The Portuguese Language

Portuguese is a Romance language, whose roots trace back to the Latin spoken by Romanized Celts in the regions of Galicia (Spain) and northern Portugal, over two thousand years ago.

It started as Proto-Portuguese, a mix of a distinct Portuguese language interspersed with Latin phrases. The earliest records of this form of the language date as far back as the 9th Century.

During the first period of Old Portuguese (12th to 14th centuries), Portuguese became the official language of poetry in the Iberian Peninsula, and its use was widespread. This was promoted by the independence of the kingdom of Portugal, in 1143, and the foundation of the first Portuguese university, in Lisbon, in 1290, by King Dinis. It was then decreed that the ‘Vulgar Language’ would, from then on, be called Portuguese, the official language of the kingdom of Portugal.

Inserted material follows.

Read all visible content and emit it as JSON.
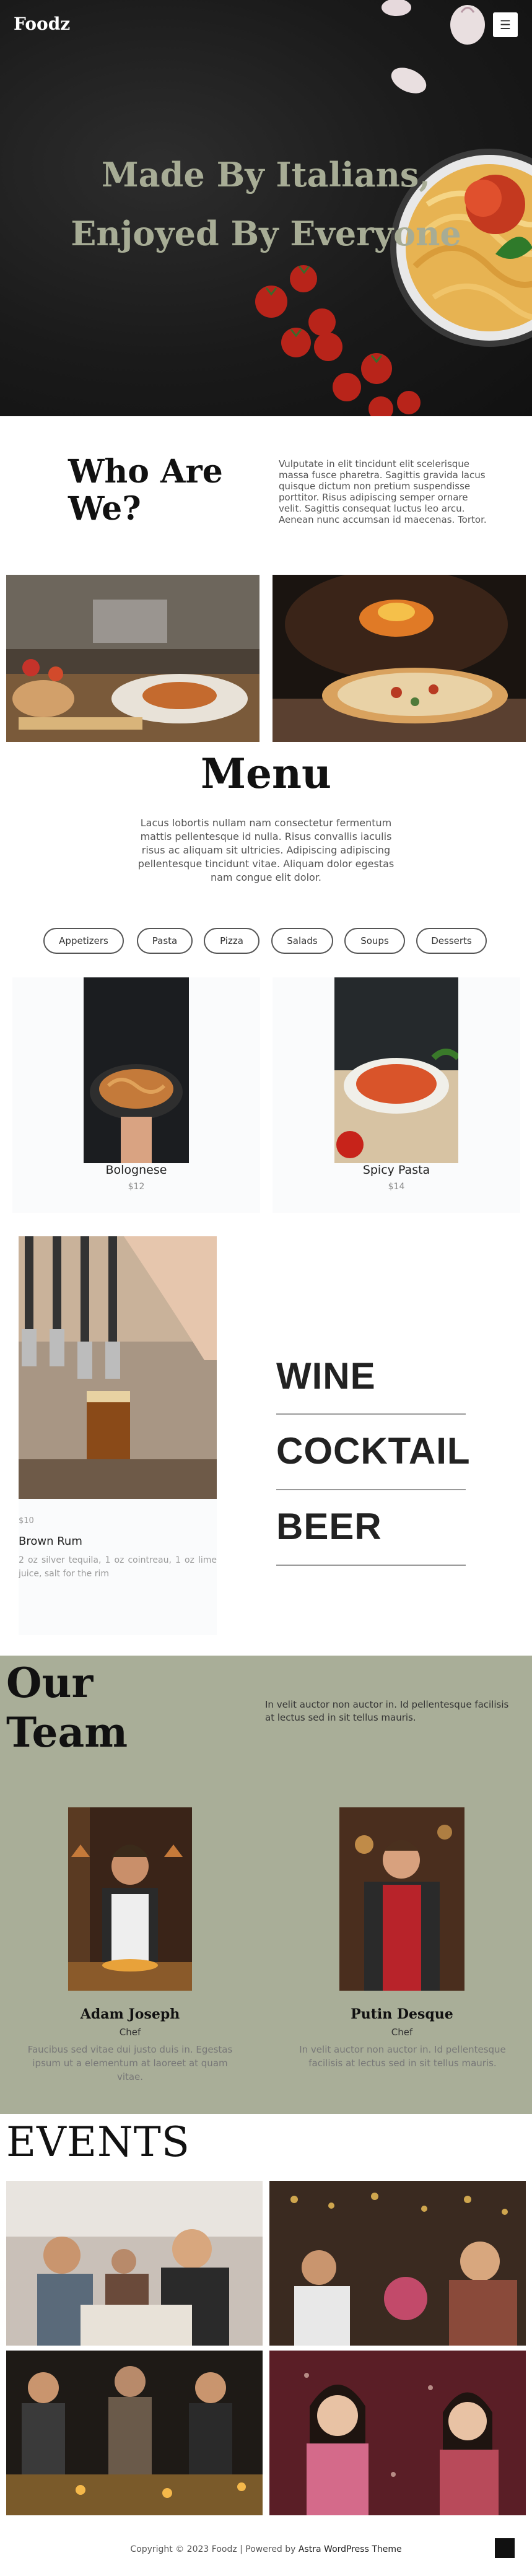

In the second period of the Old Portuguese, between 14th and 16th centuries, the Portuguese language travelled with the Great Discoverers all around the world. By the end of this period, Portuguese was the official language of all trading and commercial initiatives in both Asia and Africa. Additionally, its use in missionary efforts along with mixed marriages between the Portuguese and the locals further promoted the general use of the language. Several Creole languages were also based on Portuguese, all around Africa and Asia. Conversely, the Discoveries allowed Portuguese to be influenced by the languages it encountered throughout the world. It gained many words from South America and Japan. Throughout both periods, Old Portuguese was also highly influenced by Arabic, during the Moorish invasions of the Iberian Peninsula. Many of the words it adopted then are still an integrating part of Modern Portuguese.

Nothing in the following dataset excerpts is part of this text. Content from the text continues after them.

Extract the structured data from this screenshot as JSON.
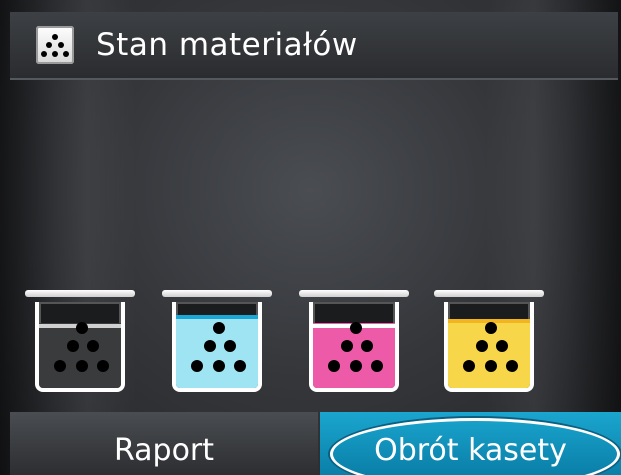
{
  "header": {
    "title": "Stan materiałów",
    "icon": "supplies-icon"
  },
  "cartridges": [
    {
      "name": "black",
      "color": "#3a3b3d",
      "stripe": "#d0d0d0",
      "level": 0.75
    },
    {
      "name": "cyan",
      "color": "#9fe4f2",
      "stripe": "#1aa6d6",
      "level": 0.85
    },
    {
      "name": "magenta",
      "color": "#ec5aa8",
      "stripe": "#ffffff",
      "level": 0.75
    },
    {
      "name": "yellow",
      "color": "#f7d64a",
      "stripe": "#f3b51f",
      "level": 0.8
    }
  ],
  "buttons": {
    "report_label": "Raport",
    "rotate_label": "Obrót kasety"
  },
  "colors": {
    "accent": "#1aa6cf"
  }
}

The early times of Modern Portuguese were characterized by an expansion in the vocabulary with the acquisition of words from Classical Latin and Greek. Recently, Portuguese has adopted words from other European languages such as Spanish, Italian, French and English.

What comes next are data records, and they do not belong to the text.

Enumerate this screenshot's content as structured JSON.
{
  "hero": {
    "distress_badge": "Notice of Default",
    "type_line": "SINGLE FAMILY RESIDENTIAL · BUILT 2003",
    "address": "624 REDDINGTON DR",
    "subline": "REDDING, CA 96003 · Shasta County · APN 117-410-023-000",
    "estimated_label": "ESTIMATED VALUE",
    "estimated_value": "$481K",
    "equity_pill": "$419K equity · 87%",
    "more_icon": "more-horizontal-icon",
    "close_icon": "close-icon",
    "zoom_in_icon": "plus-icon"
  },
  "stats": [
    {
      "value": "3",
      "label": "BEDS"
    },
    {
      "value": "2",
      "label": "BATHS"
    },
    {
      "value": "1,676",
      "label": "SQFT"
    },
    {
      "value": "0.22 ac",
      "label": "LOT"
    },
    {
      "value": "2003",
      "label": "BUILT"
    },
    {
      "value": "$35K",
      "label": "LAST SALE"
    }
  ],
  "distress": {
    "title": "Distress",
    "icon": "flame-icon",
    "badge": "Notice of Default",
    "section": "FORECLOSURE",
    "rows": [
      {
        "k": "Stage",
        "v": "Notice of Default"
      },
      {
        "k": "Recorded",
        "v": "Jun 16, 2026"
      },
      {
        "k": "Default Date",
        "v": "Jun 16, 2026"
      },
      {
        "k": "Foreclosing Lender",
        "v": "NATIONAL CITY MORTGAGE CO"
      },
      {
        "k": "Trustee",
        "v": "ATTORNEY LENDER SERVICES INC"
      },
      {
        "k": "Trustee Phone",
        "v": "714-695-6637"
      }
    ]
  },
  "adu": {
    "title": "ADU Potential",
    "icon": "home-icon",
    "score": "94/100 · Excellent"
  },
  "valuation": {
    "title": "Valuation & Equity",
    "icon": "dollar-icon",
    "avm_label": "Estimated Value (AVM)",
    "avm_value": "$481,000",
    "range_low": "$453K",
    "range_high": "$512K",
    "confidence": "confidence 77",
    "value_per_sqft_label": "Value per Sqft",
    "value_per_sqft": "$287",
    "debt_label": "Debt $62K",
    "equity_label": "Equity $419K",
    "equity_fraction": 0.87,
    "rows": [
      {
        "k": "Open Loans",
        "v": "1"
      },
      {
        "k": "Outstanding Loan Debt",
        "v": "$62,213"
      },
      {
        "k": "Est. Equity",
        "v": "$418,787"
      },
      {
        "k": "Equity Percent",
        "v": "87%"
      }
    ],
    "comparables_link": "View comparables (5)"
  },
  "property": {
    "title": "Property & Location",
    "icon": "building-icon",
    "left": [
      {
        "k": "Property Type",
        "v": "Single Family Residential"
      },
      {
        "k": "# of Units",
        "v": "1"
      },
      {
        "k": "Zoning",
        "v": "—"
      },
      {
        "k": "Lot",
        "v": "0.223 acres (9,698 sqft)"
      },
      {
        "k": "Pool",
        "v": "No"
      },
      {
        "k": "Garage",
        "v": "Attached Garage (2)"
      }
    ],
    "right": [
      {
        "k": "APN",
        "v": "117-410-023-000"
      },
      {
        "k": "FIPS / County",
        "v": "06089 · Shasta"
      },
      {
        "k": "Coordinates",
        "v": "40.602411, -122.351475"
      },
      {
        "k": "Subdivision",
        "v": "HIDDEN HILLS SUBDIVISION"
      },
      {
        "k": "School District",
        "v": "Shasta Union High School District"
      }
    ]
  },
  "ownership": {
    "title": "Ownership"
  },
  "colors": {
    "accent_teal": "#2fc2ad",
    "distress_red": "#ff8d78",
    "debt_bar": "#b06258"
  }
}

Portuguese is currently ranked the sixth most spoken language in the world, with a total of 210 million native speakers. It is the official language in Angola, Brazil, Cape Verde, Guinea Bissau, Mozambique, Portugal and Sao Tome e Principe, and one of the official languages in Macau, Equatorial Guinea and East Timor. It is regulated by the International Portuguese Language Institute.

According to UNESCO, Portuguese is the language with the fastest growing potential as an international language in both southern Africa and South America.

Portuguese is a pluricentric language, with two main groups of dialects, those of Brazil and those of the Old World. The differences between dialects reside mainly in the accent and vocabulary, but some grammatical differences may also be found in colloquial forms of Brazilian dialects. The Portuguese-based creoles remain as separate entities, being thoroughly independent languages.

Since its establishment, the Portuguese language has been linked to literature. From the songs of the troubadours in the 9th Century, to the Portuguese national epic by Luis de Camões, and more recently, the highly renowned Fernando Pessoa and Nobel Prize winner Jose Saramago, this descriptive, strongly emotional language has inspired artists from all decades. However, it is perhaps through the melancholic voices of Fado singers that Portuguese has exerted the greatest impact on other nations, in recent times. Voices such as Carlos do Carmo, the great diva Amalia Rodrigues and Mariza, have mesmerized millions throughout the world. Some of the most enthusiastic crowds reside in the United Kingdom and Japan. If in the early days the maritime expeditions passed on this wonderful language to the world, nowadays, the power of Fado seems to be doing the same. The Portuguese pride themselves in the word ‘saudade’, a word they claim no other language possesses. ‘Saudade’ is effectively the grand theme of Fado, which finds its inspiration in the Discoveries, and sings the sadness and of the ones who, standing at the port, saw their loved ones depart to face unknown waters and unveil a new world. ‘Saudade’ is a deep, overwhelming feeling of missing somebody, highly charged with emotions such as loss, uncertainty, hope and nostalgia.